Page:Dumas - Œuvres - 1838, vol.2.djvu/286

La bibliothèque libre.
Le texte de cette page a été corrigé et est conforme au fac-similé.
268
RICHARD DARLINGTON.

ROBERTSON.

Si loin que ce village soit de Londres, il se peut que le docteur y ait été et m’y ait vu.

CAROLINE.

Tu étais donc bien connu à Londres ?

ROBERTSON.

Oui !… Parlons d’autre chose.

CAROLINE.

Parlons de mon père.


ROBERTSON, frappant du pied.

Ton père !

CAROLINE.

Tu le juges mal.

ROBERTSON.

Comme tous les hommes.

CAROLINE.

Il m’aime.

ROBERTSON.

Moins que son nom.

CAROLINE.

Si tu m’avais laissé tout lui dire ?

ROBERTSON.

Il t’eût défendu de me voir.

CAROLINE.

Pourquoi ?

ROBERTSON.

Il est noble, et moi du peuple.

CAROLINE.

Mais lorsqu’il aurait su…

ROBERTSON.

Quoi ?

CAROLINE.

Que tu m’avais sauvé la vie !

ROBERTSON.

Qu’est-ce cela ?

CAROLINE.

Au risque de la tienne, enfin.

ROBERTSON.

Chaque batelier de la Tamise en fait tous les jours autant : vont-ils demander en mariage les jeunes filles qu’ils tirent de l’eau ?

CAROLINE.

Mais tu n’es pas un batelier, toi ?

ROBERTSON.

Plût au ciel que je le fusse !

CAROLINE.

Oh ! il eût été attendri.

ROBERTSON.

Oui ; et dans son attendrissement, il m’eût fait jeter une bourse par ses valets.

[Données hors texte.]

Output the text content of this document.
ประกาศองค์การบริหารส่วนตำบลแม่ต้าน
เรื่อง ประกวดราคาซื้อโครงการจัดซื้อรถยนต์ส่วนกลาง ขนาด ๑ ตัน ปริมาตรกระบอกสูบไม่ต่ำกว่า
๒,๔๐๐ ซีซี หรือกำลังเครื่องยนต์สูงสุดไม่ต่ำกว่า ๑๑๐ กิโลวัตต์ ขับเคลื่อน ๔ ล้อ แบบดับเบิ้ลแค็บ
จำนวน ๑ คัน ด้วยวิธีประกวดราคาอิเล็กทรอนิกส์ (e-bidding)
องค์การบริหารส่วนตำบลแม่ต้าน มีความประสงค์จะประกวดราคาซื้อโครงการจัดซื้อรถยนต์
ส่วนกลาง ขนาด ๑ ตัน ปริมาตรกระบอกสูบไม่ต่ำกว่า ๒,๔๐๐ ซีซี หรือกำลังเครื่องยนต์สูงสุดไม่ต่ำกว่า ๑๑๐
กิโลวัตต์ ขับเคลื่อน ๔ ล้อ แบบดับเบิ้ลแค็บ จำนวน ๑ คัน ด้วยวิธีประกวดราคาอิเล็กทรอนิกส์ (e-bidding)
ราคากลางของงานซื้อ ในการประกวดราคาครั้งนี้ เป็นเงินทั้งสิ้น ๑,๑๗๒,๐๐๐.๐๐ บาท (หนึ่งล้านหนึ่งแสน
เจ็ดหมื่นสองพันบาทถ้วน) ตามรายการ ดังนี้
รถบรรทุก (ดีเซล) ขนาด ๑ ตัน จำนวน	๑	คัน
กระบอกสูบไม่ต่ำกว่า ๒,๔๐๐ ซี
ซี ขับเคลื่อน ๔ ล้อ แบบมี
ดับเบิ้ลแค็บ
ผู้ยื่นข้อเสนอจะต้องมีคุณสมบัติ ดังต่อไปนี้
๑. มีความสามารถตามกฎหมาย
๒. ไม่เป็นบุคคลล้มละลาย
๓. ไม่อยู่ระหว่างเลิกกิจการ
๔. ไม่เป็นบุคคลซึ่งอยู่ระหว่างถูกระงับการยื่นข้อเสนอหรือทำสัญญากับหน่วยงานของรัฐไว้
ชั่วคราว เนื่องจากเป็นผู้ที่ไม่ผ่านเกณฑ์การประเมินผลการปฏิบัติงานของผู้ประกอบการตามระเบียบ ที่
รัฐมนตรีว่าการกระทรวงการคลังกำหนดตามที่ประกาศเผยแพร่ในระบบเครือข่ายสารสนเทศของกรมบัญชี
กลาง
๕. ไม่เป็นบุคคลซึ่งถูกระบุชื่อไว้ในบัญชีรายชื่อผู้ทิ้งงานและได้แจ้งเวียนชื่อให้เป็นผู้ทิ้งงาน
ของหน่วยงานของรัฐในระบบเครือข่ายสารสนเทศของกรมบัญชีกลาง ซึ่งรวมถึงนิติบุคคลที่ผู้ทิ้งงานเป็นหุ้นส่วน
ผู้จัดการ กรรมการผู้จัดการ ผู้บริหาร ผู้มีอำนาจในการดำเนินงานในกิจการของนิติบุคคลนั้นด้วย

Si je ne suis pas noble, je suis riche du moins, et je n’ai pas besoin de son or.

CAROLINE.

Oh ! Robertson, Robertson… je souffre !

ROBERTSON.

Docteur !

LE DOCTEUR, rentrant, et allant dans sa chambre.

À l’instant !

CAROLINE.

Et si mon père nous poursuit ?

ROBERTSON.

Voilà ce qui me damne !

CAROLINE.

Oh ! si je le revoyais avant d’être ta femme… Robertson, j’en mourrais de honte.

ROBERTSON.

Ah ! vous voilà, docteur.

LE DOCTEUR, rentrant.

Tout est prêt.

(Caroline retient Robertson par les mains.)
ROBERTSON.

Écoute, chère amie, il faut que je fasse cacher la voiture, dételer les chevaux ; si par hasard ton père suivait la même route que nous, cet équipage pourrait nous trahir… Écoute ! — (Une voiture passe ventre à terre, Robertson court à la porte.) On ne voit rien, tant est noire cette nuit d’enfer… Je reviens à l’instant ; du courage, ma Caroline, je reviens à l’instant.

CAROLINE.

Oh ! reviens, reviens vite, je mourrai si tu n’es pas là.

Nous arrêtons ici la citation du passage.